Sunday, March 30, 2008

The ethical imperative of "Who are You"

The article “Home is Where You Make It” by Kyla Wazana Tompkins may be my favorite reading we have completed in this class thus far. As Tompkins takes her readers through her search to understand herself as a Moroccan Jew, she touches on several aspects that become critical to analyze when dissecting one’s own identity in relation to the Jewish people at-large. In the beginning of this excerpt, she identifies an experience I became fairly familiar with last summer when I volunteered in a Mizrahi community in Israel (something I will write on in a later entry). She remarks, “race in the West is arranged along paradigms of white and not-white, while the race paradigm in Israel has been forcibly recognized along lines of Jew and Arab. The Mizrahi and Sephardi experiences to not fit easily into either of these stories” (133). The Jewish people embody the stereotype of maintaining a close-knit community, for we are (collectively) the “children of Israel.” This race division was best explained to me through the example of how different communities regard intermarriage. In the US, intermarriage can occur between Christians and non-Christians or between black and white people. In Israel, intermarriage takes place when an Ashkenazi Jew marries a Mizrahi Jew (one who descended from the Middle East or North Africa), or when a Jew marries an Arab. (Now I must pose the question, as Israel is a Jewish state and as it functions as an ethnic democracy where Jews are the superior people, can a legally Jew marry a Muslim?) How did it happen that a group Jews from of this “united community” come to feel isolated and at times ostracized by their fellow Jewish brothers and sisters?

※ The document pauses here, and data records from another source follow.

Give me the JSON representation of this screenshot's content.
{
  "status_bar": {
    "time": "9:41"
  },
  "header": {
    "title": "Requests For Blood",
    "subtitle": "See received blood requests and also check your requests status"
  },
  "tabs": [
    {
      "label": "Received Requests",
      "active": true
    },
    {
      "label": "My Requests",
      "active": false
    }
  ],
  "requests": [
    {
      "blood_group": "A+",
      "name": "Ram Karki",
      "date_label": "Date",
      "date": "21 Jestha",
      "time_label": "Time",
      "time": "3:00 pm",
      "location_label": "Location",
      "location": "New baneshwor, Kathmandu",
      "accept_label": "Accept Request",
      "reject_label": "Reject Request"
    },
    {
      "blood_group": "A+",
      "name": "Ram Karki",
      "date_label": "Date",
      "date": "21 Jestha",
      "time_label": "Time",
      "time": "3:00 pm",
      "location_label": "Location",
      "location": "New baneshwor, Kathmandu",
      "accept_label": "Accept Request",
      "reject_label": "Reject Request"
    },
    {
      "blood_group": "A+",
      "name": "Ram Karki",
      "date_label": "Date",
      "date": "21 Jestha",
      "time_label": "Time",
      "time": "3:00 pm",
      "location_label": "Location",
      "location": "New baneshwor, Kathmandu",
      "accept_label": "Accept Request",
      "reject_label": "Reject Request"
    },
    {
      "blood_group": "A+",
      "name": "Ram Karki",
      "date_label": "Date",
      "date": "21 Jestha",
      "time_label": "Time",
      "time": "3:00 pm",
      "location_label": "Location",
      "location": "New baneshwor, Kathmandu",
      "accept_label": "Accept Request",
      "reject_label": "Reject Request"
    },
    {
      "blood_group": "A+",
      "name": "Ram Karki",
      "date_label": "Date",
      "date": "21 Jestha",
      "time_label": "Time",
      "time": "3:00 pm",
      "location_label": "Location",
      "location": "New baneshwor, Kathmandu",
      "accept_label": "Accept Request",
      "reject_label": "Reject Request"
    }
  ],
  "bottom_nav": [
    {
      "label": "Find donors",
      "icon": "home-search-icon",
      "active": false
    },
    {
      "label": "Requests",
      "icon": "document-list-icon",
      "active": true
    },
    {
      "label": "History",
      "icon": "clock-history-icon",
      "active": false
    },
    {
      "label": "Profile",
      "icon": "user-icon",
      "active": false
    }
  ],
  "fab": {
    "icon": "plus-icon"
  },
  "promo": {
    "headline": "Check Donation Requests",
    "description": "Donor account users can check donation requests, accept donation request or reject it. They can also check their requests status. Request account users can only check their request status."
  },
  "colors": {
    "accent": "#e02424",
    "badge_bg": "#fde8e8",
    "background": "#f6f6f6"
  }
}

About half way through this excerpt Tompkins shines a dim light into her identity crisis. She’s caught between her own identities…those being a Moroccan and a Jew. When others look at her, they wonder if she is African, and if so is she Muslim? When she identifies as a Moroccan Jew, people wonder which parent is Jewish and which is Moroccan? And then she throws her surname “Tompkins” into the mix. What exactly does a name like that imply about one’s race, heritage, religion, and the list goes on.
I was most able to relate with her personal narrative when she declared, “My first concern is to preserve my heritage. It has become important to me not only to learn to speak Arabic but to study and understand my people’s history as well” (139). I too have values that have been instilled in me by my family and by institutions with which I have come to associate as I have aged and strengthened my sense of identity. The way I view and question my heritage, however, never would have led me to inquire about her next thought. She continues, “At the same time, I am ambivalent about the ways in which Jews seem to separate themselves from the rest of the world…the ways in which middle-class Jewish-ness has come to align itself so closely with whiteness is disturbing…” (139). Initially I read this as relating to the question of why the Torah describes the Jewish people as the chosen people but at second though I do not believe this is what she was implying. By looking to a (not the) Jewish history, one would see reoccurring episodes of isolation and persecution. But what comes first? Did the Jews isolate themselves or did their neighbors notice a difference with them and thus separated from them? Tompkin is accurate in that in order to understand today we must look to our past. We have to understand who initiated the separation, who was the first to act upon the notion that “we are the chosen people?”
Lastly I will touch upon the connection she draws between white-ness and Jewish-ness. Tompkin is “ambivalent” about this connection, or more so a lack of separation between the two. And this last point brings me back into the realm of the Jewish American community. It’s amazing but not surprising that Ashkenazi Jews have taken the lead in the Jewish American anecdote. We know that the first Jewish immigrants to arrive in America were not from Western Europe, but rather from Sephardi or Ashkenazi descent, but how then did this power struggle between the same people come into existence? Was it in America where the Ashkenazi style synagogue is clearly more dominant than the Sephardi architecture? If not here, I wonder where else this struggle between one people began.